# How I taper table legs on the Planer...



## Oneal-Woodworking (Apr 14, 2013)

Materials required for this jig should all be readily available by digging through your trash / scrap bin. 

You will NOT need any 't-track' or special clamps. :no:

That money can be saved and spent on dog food or beer (or both). 





The piece of plywood that makes up the base of this jig is about 16" x 36" x 11/16" (or so) and this is its third set of legs in this 'size' that it has got to do so far. 

I should have no issues getting another 3 or 4 sets of 'angles' out of it before needing to ditch it and cut a new piece of scrap to size... :thumbsup:







I start with something like this: (pay attention to the lines as those are fairly important and very helpful in setting up the jig properly - You want to draw these lines on your work pieces as well until you have this concept completely figured out)










Once I got the initial angle set on my jig for the legs - I went ahead and cut the flutes first. (In my case the flutes show me where to STOP with the planer so I want to do that first)

The flutes are similar to the tapers in that I cut them on all 4 legs at the same time.










Cut all 4 and rotate, Cut all 4 again and rotate. Simple...










Once that was done I loaded all 4 legs up in the planer jig and cut down to my lines.










Once you hit your lines make a note of your planer thickness setting - Rotate material 1/4 turn - Back off however much you 'need' on the planer and slowly work back to the setting you made a 'note' of... Those two sides of all 4 legs are GOING to be the same taper so long as you stop at the same setting on your planer. If you drew the lines on your work pieces you will see this very clearly...










If you draw lines where you need them and half way understand how a planer works (it cuts from the TOP down and wants to make things 'flat') then this really is not a difficult thing to do. 

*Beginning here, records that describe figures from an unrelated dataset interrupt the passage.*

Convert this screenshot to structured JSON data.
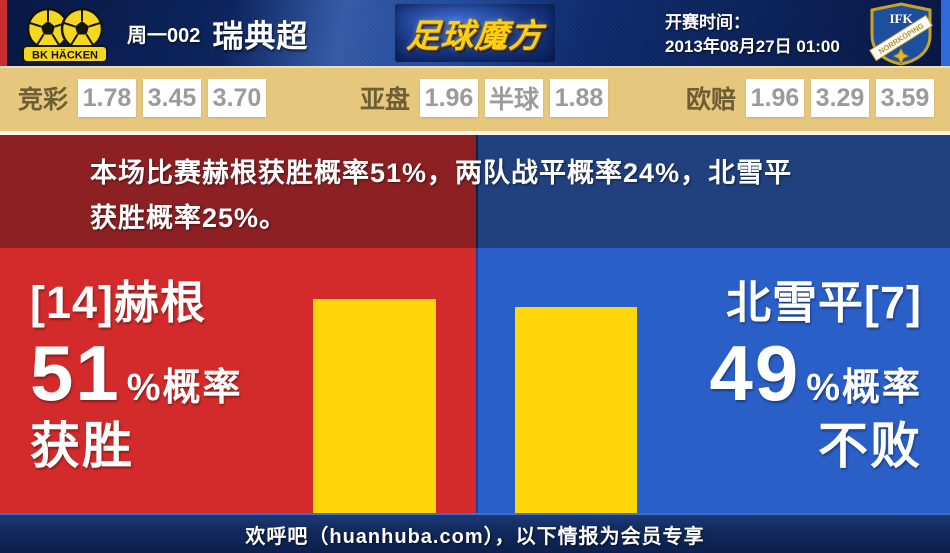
{
  "header": {
    "badge_home_text": "BK HÄCKEN",
    "match_code": "周一002",
    "league": "瑞典超",
    "site_logo": "足球魔方",
    "kickoff_label": "开赛时间：",
    "kickoff_datetime": "2013年08月27日 01:00",
    "badge_away_top": "IFK",
    "badge_away_band": "NORRKÖPING"
  },
  "odds": {
    "groups": [
      {
        "label": "竞彩",
        "values": [
          "1.78",
          "3.45",
          "3.70"
        ]
      },
      {
        "label": "亚盘",
        "values": [
          "1.96",
          "半球",
          "1.88"
        ]
      },
      {
        "label": "欧赔",
        "values": [
          "1.96",
          "3.29",
          "3.59"
        ]
      }
    ]
  },
  "summary": {
    "line1": "本场比赛赫根获胜概率51%，两队战平概率24%，北雪平",
    "line2": "获胜概率25%。"
  },
  "prediction": {
    "home": {
      "team": "[14]赫根",
      "probability": "51",
      "probability_value": 51,
      "suffix": "%概率",
      "outcome": "获胜"
    },
    "away": {
      "team": "北雪平[7]",
      "probability": "49",
      "probability_value": 49,
      "suffix": "%概率",
      "outcome": "不败"
    }
  },
  "footer": {
    "text": "欢呼吧（huanhuba.com），以下情报为会员专享"
  },
  "colors": {
    "header_navy": "#0f2a6b",
    "odds_bg": "#e5c77e",
    "home_dark": "#8c2023",
    "away_dark": "#20407e",
    "home_bright": "#d32b2b",
    "away_bright": "#2a5fc8",
    "bar_yellow": "#ffd60a",
    "footer_navy": "#122a5e"
  }
}
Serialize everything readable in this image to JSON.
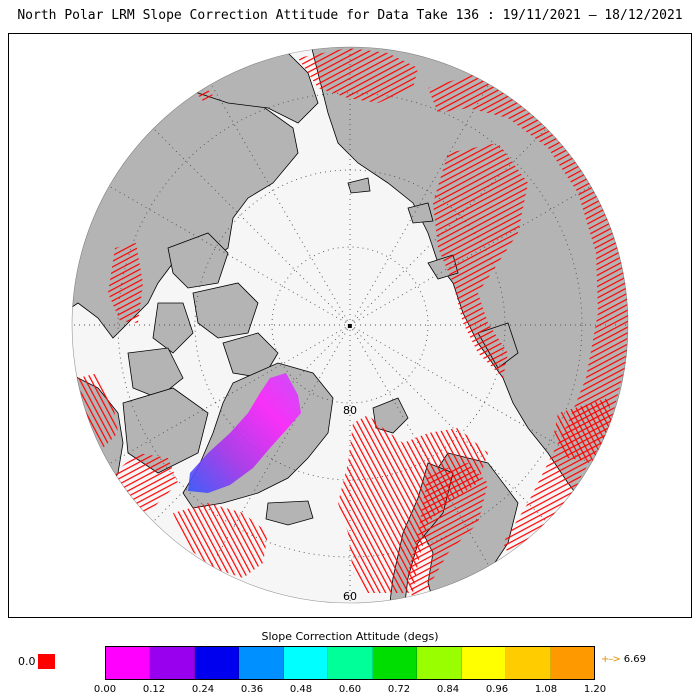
{
  "title": "North Polar LRM Slope Correction Attitude for Data Take 136 : 19/11/2021 – 18/12/2021",
  "map": {
    "latitude_labels": [
      "80",
      "60"
    ],
    "colors": {
      "ocean": "#f6f6f6",
      "land": "#b4b4b4",
      "outside": "#ffffff",
      "coast": "#000000",
      "grid": "#505050",
      "saturated_track": "#ff0000"
    }
  },
  "legend": {
    "title": "Slope Correction Attitude (degs)",
    "nodata_label": "0.0",
    "nodata_color": "#ff0000",
    "colors": [
      "#ff00ff",
      "#9900ee",
      "#0000ee",
      "#0090ff",
      "#00ffff",
      "#00ff99",
      "#00dd00",
      "#99ff00",
      "#ffff00",
      "#ffcc00",
      "#ff9900"
    ],
    "ticks": [
      "0.00",
      "0.12",
      "0.24",
      "0.36",
      "0.48",
      "0.60",
      "0.72",
      "0.84",
      "0.96",
      "1.08",
      "1.20"
    ],
    "overflow_arrow": "→",
    "overflow_value": "6.69"
  }
}
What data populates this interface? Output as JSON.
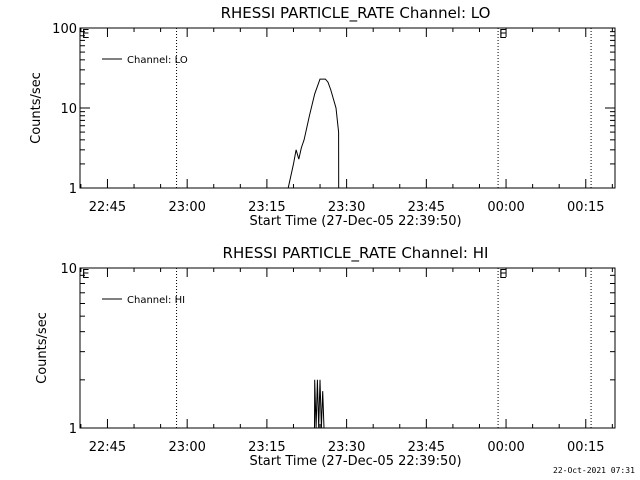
{
  "timestamp": "22-Oct-2021 07:31",
  "chart_data": [
    {
      "type": "line",
      "title": "RHESSI PARTICLE_RATE Channel: LO",
      "xlabel": "Start Time (27-Dec-05 22:39:50)",
      "ylabel": "Counts/sec",
      "yscale": "log",
      "xlim": [
        "22:39:50",
        "00:20:30"
      ],
      "ylim": [
        1,
        100
      ],
      "x_ticks": [
        "22:45",
        "23:00",
        "23:15",
        "23:30",
        "23:45",
        "00:00",
        "00:15"
      ],
      "y_ticks": [
        "1",
        "10",
        "100"
      ],
      "legend": "Channel: LO",
      "legend_position": "top-left",
      "markers": [
        {
          "label": "E",
          "time": "22:40:00"
        },
        {
          "label": "E",
          "time": "23:58:30"
        }
      ],
      "vertical_dotted_lines": [
        "22:58:00",
        "23:58:30",
        "00:16:00"
      ],
      "series": [
        {
          "name": "Channel: LO",
          "x": [
            "23:19:00",
            "23:20:00",
            "23:20:30",
            "23:21:00",
            "23:21:30",
            "23:22:00",
            "23:23:00",
            "23:24:00",
            "23:25:00",
            "23:26:00",
            "23:26:30",
            "23:27:00",
            "23:28:00",
            "23:28:30",
            "23:28:31"
          ],
          "y": [
            1.0,
            2.0,
            3.0,
            2.3,
            3.2,
            4.0,
            8.0,
            15.0,
            23.0,
            23.0,
            21.0,
            17.0,
            10.0,
            5.0,
            1.0
          ]
        }
      ]
    },
    {
      "type": "line",
      "title": "RHESSI PARTICLE_RATE Channel: HI",
      "xlabel": "Start Time (27-Dec-05 22:39:50)",
      "ylabel": "Counts/sec",
      "yscale": "log",
      "xlim": [
        "22:39:50",
        "00:20:30"
      ],
      "ylim": [
        1,
        10
      ],
      "x_ticks": [
        "22:45",
        "23:00",
        "23:15",
        "23:30",
        "23:45",
        "00:00",
        "00:15"
      ],
      "y_ticks": [
        "1",
        "10"
      ],
      "legend": "Channel: HI",
      "legend_position": "top-left",
      "markers": [
        {
          "label": "E",
          "time": "22:40:00"
        },
        {
          "label": "E",
          "time": "23:58:30"
        }
      ],
      "vertical_dotted_lines": [
        "22:58:00",
        "23:58:30",
        "00:16:00"
      ],
      "series": [
        {
          "name": "Channel: HI",
          "x": [
            "23:23:58",
            "23:24:00",
            "23:24:15",
            "23:24:30",
            "23:24:45",
            "23:25:00",
            "23:25:15",
            "23:25:30",
            "23:25:45",
            "23:26:00"
          ],
          "y": [
            1.0,
            2.0,
            1.0,
            2.0,
            1.0,
            2.0,
            1.0,
            1.7,
            1.0,
            1.0
          ]
        }
      ]
    }
  ]
}
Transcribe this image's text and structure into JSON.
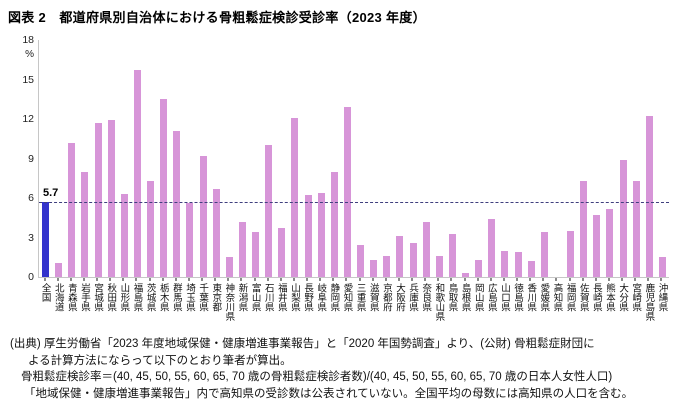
{
  "figure": {
    "title": "図表 2　都道府県別自治体における骨粗鬆症検診受診率（2023 年度）"
  },
  "chart_data": {
    "type": "bar",
    "title": "都道府県別自治体における骨粗鬆症検診受診率（2023年度）",
    "ylabel": "%",
    "ylim": [
      0,
      18
    ],
    "yticks": [
      0,
      3,
      6,
      9,
      12,
      15,
      18
    ],
    "grid": false,
    "legend": "none",
    "average_line": {
      "value": 5.7,
      "label": "5.7"
    },
    "bar_color": "#d795d8",
    "highlight_color": "#3333cc",
    "highlight_index": 0,
    "categories": [
      "全国",
      "北海道",
      "青森県",
      "岩手県",
      "宮城県",
      "秋田県",
      "山形県",
      "福島県",
      "茨城県",
      "栃木県",
      "群馬県",
      "埼玉県",
      "千葉県",
      "東京都",
      "神奈川県",
      "新潟県",
      "富山県",
      "石川県",
      "福井県",
      "山梨県",
      "長野県",
      "岐阜県",
      "静岡県",
      "愛知県",
      "三重県",
      "滋賀県",
      "京都府",
      "大阪府",
      "兵庫県",
      "奈良県",
      "和歌山県",
      "鳥取県",
      "島根県",
      "岡山県",
      "広島県",
      "山口県",
      "徳島県",
      "香川県",
      "愛媛県",
      "高知県",
      "福岡県",
      "佐賀県",
      "長崎県",
      "熊本県",
      "大分県",
      "宮崎県",
      "鹿児島県",
      "沖縄県"
    ],
    "values": [
      5.7,
      1.1,
      10.2,
      8.0,
      11.7,
      11.9,
      6.3,
      15.7,
      7.3,
      13.5,
      11.1,
      5.6,
      9.2,
      6.7,
      1.5,
      4.2,
      3.4,
      10.0,
      3.7,
      12.1,
      6.2,
      6.4,
      8.0,
      12.9,
      2.4,
      1.3,
      1.6,
      3.1,
      2.6,
      4.2,
      1.6,
      3.3,
      0.3,
      1.3,
      4.4,
      2.0,
      1.9,
      1.2,
      3.4,
      null,
      3.5,
      7.3,
      4.7,
      5.2,
      8.9,
      7.3,
      12.2,
      1.5
    ]
  },
  "footnote": {
    "lines": [
      "(出典) 厚生労働省「2023 年度地域保健・健康増進事業報告」と「2020 年国勢調査」より、(公財) 骨粗鬆症財団に",
      "よる計算方法にならって以下のとおり筆者が算出。",
      "骨粗鬆症検診率＝(40, 45, 50, 55, 60, 65, 70 歳の骨粗鬆症検診者数)/(40, 45, 50, 55, 60, 65, 70 歳の日本人女性人口)",
      "「地域保健・健康増進事業報告」内で高知県の受診数は公表されていない。全国平均の母数には高知県の人口を含む。"
    ]
  }
}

I spent right about 2 hours tonight on this stuff to do my flutes, set and adjust my taper jig (Twice) and cut all my tapers. 

Guessing that at least 30 minutes out of that was spent playing with the girls. :smile:













This is a closer look at my 'out of the planer' results that I have to sand now:










:huh:


A little closer look:










:huh:




I did stick fresh blades on the machine today as it badly 'needed' them but I made NO special adjustments to any angles to get this surface finish on the wood. These blades got the factory angle done on them (with the exception of the hollow grind) at the fastest grit possible with a Tormek. ('just off the truing tool' grit) No polishing and no very fine grits used...


----------



## hwebb99 (Nov 27, 2012)

If you only had a bench top planer to work with would it be easier to use a table saw?


----------



## TrevortdogR (Feb 1, 2013)

This is would have been a great way for large legs of my frame & panel hutch. Thanks for posting this and something to remember in the future.


----------